Anfang des Jahres wurden 20 Hektar der Potenzial-Fläche aus der intensiven Bewirtschaftung herausgenommen und liegen derzeit brach. Bereits im ersten Jahr hat sich dort leider das Jakobskreuzkraut, das aufgrund seiner Giftigkeit für Weidetiere zukünftig zum Problem werden kann, erheblich ausgebreitet. In der Zeit vom 07. – 11. Juli haben wir die gelb blühenden Pflanzen manuell entfernt, um zukünftig eine optimale Umsetzung unseres Konzepts zu gewährleisten.

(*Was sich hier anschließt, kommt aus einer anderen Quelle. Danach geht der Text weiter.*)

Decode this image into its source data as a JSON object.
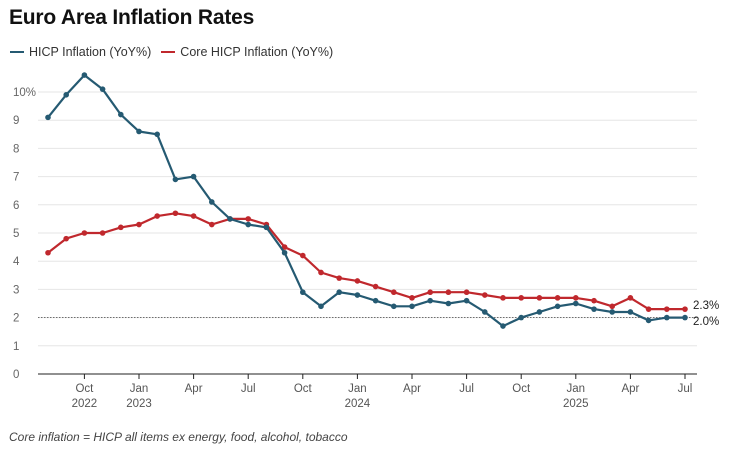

Dabei ist positiv aufgefallen, dass die Blütenpracht der Ackerwildkräuter enorm und auch die Vielfalt der Arten bemerkenswert war, wenn man bedenkt, dass die Flächen noch vor kurzem intensiv landwirtschaftlich genutzt und gedüngt wurden. Neben der Botanik gab es diverse Vogelbeobachtungen, die auf Bruten von Wachtel, Schafstelze, Feldlerche, Heidelerche und Wiesenpieper hindeuten: allesamt selten gewordene Arten. Diese Beobachtungen zeigen nochmal zusätzlich das tolle Potenzial der Flächen für die Biodiversität.